Я чуть не расхохоталась. Упырь и Баба-яга! Славная компания!
– А вот и мы, – весело пропела Оля, – Киса молодец, всех куколок ужином накормила, спать уложила, песенки им спела. Вот адреса ателье «Зайчик» и магазина «Котик». Пока никто девочку за отсутствие формы укорять не станет, когда сможете, тогда и приобретете. Алена Петровна просила показать вам игровую и спальни, чтобы новые занавески совпали с интерьером. Кисонька, тебе понравилось в группе?
Девочка посмотрела на воспитательницу.
– Да.
– Вот как здорово! – захлопала в ладоши Оля. – Теперь тебя мамочка в награду за отличное поведение чем-то вкусненьким угостит. Что ты любишь?
– Пирожное, – как всегда, лаконично высказалась Киса, – с кремом.
Я погладила малышку по голове.
– Сейчас зайдем по дороге домой в кондитерскую. Мне сказали, что там чудесное кафе.
– А где вы живете? – заинтересовалась Ольга. – Кисонька сегодня у нас первый день, личное дело на нее еще не оформили, я ничего о девочке не знаю.
– Вчера вечером перебрались в «Крот», – пояснила я. – Поселок неподалеку, меньше пяти минут езды. Купили дом на Ягодной улице, сейчас ремонт делаем.
Олечка подала мне шапку Кисы.
– От всей души сочувствую. Хуже нет занятия, чем в бывшем чужом жилье свой порядок наводить. Может, я могу чем-то помочь?
– Большое спасибо, – поблагодарила я милую девушку, – пока справляемся. До завтра. Мы придем прямо к занятиям.
– Знаю, – кивнула Оля, – очень жду. Киса, мы на уроке будем учить буквы.
Девочка вывернулась из-под моей руки, схватила лежащую на столике книжку Смоляковой, раскрыла ее и начала озвучивать текст: «Стояла ночь. Возвращаясь домой, Катя услышала из мусорного бачка трель мобильного телефона…»
Оля быстро отняла у нее роман, пробормотав:
– Господи, опять мамочка Краснова детектив забыла, надо его спрятать подальше… Киса! Ты читаешь лучше школьницы!
Малышка подбоченилась.
– Еще могу примеры решать и про динозавров рассказать. Много разного знаю.
– Потрясающе! – восхитилась Ольга. – Завтра непременно получишь звезду Героя группы. Золотую. До свидания, моя радость!
Мы с Кисой вышли во двор и медленно двинулись к воротам. Похоже, Кисе в садике очень понравилось, потому что она стала на удивление разговорчивой.

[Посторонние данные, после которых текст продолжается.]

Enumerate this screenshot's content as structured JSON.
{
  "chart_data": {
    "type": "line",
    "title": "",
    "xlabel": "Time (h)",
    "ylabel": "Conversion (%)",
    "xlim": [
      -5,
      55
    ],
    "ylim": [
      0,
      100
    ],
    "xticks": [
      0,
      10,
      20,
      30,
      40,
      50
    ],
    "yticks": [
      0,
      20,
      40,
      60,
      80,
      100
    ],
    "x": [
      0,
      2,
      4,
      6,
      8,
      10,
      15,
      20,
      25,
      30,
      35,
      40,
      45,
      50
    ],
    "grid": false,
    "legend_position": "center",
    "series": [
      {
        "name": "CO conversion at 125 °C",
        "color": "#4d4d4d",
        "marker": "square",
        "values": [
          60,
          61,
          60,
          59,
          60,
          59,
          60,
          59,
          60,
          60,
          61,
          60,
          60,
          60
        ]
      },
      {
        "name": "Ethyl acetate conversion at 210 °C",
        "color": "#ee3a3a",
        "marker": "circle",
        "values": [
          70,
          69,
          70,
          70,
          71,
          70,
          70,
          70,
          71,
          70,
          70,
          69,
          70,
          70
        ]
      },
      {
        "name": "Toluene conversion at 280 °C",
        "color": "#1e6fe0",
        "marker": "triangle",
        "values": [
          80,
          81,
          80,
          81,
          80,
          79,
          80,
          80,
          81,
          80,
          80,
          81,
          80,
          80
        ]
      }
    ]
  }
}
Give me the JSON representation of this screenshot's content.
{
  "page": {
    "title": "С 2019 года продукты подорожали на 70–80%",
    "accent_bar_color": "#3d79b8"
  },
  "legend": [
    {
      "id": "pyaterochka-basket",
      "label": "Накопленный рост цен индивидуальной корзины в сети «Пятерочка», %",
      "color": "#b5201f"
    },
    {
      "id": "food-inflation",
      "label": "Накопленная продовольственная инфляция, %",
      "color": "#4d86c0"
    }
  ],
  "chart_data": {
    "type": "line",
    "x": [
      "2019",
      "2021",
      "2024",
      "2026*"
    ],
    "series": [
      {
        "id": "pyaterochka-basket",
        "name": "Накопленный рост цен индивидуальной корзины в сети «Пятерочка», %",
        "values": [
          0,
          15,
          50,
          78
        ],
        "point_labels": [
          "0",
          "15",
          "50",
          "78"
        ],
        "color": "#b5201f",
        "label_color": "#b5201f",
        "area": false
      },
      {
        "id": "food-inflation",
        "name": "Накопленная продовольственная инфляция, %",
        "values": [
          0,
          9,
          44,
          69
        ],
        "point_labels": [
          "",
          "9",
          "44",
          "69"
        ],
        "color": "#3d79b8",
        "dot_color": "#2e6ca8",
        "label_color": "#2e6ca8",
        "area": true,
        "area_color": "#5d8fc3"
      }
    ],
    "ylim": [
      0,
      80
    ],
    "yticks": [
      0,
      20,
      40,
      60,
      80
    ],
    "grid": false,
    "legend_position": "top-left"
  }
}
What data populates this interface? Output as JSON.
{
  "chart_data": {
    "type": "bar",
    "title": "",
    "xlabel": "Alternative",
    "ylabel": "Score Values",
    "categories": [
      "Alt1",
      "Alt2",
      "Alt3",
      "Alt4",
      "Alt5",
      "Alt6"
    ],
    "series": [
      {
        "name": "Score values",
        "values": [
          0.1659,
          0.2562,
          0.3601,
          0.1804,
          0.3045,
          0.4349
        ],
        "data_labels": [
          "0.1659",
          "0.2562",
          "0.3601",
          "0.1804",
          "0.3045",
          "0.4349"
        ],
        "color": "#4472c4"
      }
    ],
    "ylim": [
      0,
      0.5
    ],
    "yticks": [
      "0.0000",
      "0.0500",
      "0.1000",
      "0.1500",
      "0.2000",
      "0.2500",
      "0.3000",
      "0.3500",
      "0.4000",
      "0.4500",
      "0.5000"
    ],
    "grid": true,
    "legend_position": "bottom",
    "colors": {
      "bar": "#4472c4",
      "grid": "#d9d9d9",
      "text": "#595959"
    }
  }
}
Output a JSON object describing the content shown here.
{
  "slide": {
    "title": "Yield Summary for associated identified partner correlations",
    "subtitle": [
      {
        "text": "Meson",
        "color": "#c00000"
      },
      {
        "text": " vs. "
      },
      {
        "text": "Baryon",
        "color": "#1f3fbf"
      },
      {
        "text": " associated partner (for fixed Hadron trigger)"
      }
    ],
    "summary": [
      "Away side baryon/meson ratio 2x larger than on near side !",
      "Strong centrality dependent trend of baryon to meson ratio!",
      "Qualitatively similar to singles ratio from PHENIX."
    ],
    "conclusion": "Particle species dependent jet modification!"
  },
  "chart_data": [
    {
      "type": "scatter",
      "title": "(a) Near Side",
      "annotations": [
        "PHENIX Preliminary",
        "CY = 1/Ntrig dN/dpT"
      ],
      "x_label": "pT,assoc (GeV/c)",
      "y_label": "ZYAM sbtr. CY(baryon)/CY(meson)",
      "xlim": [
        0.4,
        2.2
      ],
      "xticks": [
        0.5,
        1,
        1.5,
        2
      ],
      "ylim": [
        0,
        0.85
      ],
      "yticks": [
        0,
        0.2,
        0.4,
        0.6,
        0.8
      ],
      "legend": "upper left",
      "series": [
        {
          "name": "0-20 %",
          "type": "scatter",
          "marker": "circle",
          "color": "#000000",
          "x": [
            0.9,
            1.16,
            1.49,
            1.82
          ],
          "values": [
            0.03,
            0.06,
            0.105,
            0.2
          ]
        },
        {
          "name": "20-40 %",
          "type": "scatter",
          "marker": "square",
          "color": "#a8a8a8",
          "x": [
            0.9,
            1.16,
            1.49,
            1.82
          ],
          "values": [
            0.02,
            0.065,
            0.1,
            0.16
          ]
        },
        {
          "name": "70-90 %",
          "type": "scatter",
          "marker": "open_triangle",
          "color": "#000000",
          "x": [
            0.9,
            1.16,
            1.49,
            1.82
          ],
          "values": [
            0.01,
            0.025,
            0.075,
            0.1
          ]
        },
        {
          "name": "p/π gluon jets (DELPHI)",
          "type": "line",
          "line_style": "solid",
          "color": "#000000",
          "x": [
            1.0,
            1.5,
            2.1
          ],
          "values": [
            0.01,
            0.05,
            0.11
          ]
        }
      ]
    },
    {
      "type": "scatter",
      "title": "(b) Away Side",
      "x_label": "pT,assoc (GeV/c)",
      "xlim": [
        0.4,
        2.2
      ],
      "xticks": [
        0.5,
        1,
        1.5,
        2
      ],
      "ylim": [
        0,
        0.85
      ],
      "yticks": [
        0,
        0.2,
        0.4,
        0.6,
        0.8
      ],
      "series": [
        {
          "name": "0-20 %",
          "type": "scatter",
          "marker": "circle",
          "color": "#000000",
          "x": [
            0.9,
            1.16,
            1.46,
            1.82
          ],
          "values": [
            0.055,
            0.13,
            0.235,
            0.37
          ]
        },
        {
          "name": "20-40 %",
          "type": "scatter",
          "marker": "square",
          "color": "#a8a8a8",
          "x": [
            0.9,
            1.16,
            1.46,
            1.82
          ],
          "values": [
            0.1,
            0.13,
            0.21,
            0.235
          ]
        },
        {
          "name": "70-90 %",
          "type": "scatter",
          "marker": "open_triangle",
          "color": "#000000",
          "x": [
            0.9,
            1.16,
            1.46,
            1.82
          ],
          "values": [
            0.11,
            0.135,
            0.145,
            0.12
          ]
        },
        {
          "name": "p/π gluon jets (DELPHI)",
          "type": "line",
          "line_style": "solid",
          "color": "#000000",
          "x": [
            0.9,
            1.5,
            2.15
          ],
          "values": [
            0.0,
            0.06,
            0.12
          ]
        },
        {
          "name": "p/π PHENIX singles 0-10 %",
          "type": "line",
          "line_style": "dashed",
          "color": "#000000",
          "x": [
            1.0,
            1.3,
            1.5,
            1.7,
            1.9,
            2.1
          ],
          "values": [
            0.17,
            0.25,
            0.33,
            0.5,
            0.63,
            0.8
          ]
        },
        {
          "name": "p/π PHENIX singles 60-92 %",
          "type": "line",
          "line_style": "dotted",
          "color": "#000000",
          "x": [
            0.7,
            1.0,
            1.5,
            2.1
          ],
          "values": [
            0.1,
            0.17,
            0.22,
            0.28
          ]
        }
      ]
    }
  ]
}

– На обед давали суп с вермишелью и запеканку. Кроватка моя у стены, рядом спит Лена, у нее есть кролик.
– Ты спала? – спросила я.
– Не-а, – ответила девочка. – Кролик пищал. Тихо, пи-пи-пи, но слышно.
Я поправила капюшон ее комбинезона.
– Лена принесла в группу кролика? Ольга ей разрешила?
Киса приложила палец к губам.
– Тсс… Это секрет. Зайчик – тайна. Никто о нем не знает, только я.
Меня охватило удивление.
– Неужели взрослые не заметили длинноухого?
– Не-а.
– Ни дети, ни педагоги?
– Нет.
– Где же он все время сидел? – недоумевала я.
– Лежал. У Лены на кровати. Под подушкой.
Я изумилась.
– Бедняга болен? И каким образом Лена протащила его в группу?
– В трусах.
– В трусах? – подпрыгнула я. – Кролик поместился у Лены в трусиках?
– Ага!
– Он же большой, – в полной растерянности протянула я.
– Не-а! Маленький, – просветила меня Киса, – вот такусенький, на ладошке умещается. Он программа такая, компьютерная.
– Тамагочи! – с запозданием дошло до меня.
– Не-а! – возразила Киса. – Мистер Кролик живет в телефоне, и, если его не покормить, он умрет.
– В садике запрещены мобильные, – напомнила я.
– Ага, – согласилась Киса. – Лена раньше свой телефон маме отдавала, просила за мистером Кроликом смотреть. Но у мамы работы много, поэтому он умер. Теперь Лена сама другого Кролика воспитывает. Кладет трубку в трусы, потом под подушку прячет. Так все делают, у кого телефоны есть. А у меня его нет.
Я растерялась. Потом пробормотала:
– Макс вернется из командировки, и мы подумаем о покупке тебе мобильного.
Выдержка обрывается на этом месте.